Wednesday, August 24, 2011

Reduces Chances of Human Papillomavirus

There's a result of a new study tells that Male Circumcision could Reduces the Chances of Human Papillomavirus. The study shows that it could lower the risk of herpes and HPV in men who are circumcised.

Male circumcision is the cutting off of a small amount of skin from the tip of the penis. In many parts of the world it is done when a baby is a few days old. However, in other parts of the world it is unacceptable.

Studies have shown that male circumcision can reduce a man's risk of getting HIV, the virus that causes AIDS. Now, a new study shows that it can also reduce a man's risk of getting human papillomavirus, or HPV. The research also shows circumcision reduces the risk for another common sexually transmitted infection, genital herpes. The study was published in the New England Journal of Medicine.

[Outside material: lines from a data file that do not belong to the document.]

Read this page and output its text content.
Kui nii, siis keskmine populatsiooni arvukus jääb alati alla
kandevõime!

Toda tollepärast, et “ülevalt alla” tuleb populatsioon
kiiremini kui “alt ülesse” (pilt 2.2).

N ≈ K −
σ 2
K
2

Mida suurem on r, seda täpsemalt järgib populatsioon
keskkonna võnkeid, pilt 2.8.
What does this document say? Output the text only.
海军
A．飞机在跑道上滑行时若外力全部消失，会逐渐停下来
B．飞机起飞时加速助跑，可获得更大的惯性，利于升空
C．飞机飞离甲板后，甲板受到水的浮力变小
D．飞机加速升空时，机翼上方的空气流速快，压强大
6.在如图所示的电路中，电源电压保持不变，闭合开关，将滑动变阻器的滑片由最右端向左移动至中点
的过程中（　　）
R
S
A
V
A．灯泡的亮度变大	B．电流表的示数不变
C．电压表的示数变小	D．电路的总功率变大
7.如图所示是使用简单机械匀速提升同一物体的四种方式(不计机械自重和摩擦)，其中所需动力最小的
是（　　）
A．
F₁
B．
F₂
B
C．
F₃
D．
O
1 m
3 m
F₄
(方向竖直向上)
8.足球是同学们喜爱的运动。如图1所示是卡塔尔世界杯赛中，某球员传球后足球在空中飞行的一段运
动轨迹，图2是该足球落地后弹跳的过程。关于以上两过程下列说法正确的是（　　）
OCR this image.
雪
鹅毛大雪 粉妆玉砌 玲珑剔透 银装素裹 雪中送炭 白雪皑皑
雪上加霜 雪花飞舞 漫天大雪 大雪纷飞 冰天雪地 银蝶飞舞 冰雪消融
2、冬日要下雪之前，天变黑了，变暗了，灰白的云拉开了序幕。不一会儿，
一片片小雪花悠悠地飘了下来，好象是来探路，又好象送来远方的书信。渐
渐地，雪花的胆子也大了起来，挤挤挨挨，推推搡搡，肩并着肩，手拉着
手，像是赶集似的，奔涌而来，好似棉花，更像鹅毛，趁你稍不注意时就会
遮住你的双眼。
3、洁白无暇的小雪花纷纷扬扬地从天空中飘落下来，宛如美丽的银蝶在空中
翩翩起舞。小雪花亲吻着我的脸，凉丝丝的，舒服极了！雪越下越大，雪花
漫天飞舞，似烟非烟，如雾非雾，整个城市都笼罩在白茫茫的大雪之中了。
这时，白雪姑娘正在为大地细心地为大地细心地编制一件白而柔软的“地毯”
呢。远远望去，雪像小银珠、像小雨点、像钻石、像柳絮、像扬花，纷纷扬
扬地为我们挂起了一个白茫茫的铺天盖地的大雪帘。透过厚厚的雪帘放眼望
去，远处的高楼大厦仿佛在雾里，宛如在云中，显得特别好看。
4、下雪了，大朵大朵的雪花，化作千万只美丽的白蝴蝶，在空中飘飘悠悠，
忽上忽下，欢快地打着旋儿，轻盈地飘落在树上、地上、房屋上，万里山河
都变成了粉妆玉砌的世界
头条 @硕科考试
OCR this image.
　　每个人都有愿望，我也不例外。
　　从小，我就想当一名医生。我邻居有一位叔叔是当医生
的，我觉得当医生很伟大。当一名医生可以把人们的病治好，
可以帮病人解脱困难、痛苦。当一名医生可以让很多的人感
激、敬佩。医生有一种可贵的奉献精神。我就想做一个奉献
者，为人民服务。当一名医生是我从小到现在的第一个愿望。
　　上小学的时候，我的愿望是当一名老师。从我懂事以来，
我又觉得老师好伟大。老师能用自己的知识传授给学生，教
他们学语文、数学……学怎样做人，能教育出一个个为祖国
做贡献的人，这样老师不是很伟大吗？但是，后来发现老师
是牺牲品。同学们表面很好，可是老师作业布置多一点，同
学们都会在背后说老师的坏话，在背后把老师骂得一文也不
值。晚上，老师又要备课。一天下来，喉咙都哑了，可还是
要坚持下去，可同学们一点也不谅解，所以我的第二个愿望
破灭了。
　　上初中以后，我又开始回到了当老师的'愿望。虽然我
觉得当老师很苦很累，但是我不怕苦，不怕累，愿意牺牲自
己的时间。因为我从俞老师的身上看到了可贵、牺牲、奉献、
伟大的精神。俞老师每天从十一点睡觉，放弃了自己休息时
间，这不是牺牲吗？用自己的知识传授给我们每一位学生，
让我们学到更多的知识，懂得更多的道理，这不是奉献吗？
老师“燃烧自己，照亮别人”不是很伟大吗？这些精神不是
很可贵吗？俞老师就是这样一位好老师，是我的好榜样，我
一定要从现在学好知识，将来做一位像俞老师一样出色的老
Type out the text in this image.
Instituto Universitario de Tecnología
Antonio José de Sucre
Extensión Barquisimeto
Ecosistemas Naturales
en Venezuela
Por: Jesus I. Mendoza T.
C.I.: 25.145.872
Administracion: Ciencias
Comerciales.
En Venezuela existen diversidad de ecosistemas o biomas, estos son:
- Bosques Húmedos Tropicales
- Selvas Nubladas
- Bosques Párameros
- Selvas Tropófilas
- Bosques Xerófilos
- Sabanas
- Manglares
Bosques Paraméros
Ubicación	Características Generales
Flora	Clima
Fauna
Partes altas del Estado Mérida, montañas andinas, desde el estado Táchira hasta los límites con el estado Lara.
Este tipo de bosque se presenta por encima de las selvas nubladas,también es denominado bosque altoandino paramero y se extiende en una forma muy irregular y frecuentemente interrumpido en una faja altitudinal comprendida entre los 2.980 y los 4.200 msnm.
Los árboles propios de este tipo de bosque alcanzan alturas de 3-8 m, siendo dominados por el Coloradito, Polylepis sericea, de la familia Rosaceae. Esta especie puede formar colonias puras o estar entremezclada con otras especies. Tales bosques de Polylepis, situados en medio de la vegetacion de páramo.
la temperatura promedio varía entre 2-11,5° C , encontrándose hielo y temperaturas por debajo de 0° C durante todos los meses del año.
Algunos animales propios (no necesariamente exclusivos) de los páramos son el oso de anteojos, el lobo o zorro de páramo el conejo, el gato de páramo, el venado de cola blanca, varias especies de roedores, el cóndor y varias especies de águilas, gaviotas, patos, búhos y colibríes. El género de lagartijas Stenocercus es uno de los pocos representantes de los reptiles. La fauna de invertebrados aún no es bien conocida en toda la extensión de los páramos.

The study was led by scientists at Johns Hopkins University in Maryland and Makerere University in Uganda. It involved about three thousand four hundred uncircumcised Ugandan men between the ages of fifteen and forty-nine. None had HIV, genital herpes or HPV at the start of the study. The men were split into two groups. One group got immediate circumcisions. The others had it done two years later.

All the men were tested for sexually passed diseases four times in the next two years. The researchers found that those who had been circumcised were twenty-eight percent less likely to get genital herpes than uncircumcised men. They were thirty-three percent less likely to get HPV.

There is a vaccine against the human papillomavirus. American medical officials have advised that the vaccine, called Gardasil, be given to girls around age eleven. But, like circumcision, it is an issue of public debate. Some American parents argue that the vaccine will make their girls more likely to have sex early. Others question the vaccine's safety and effectiveness.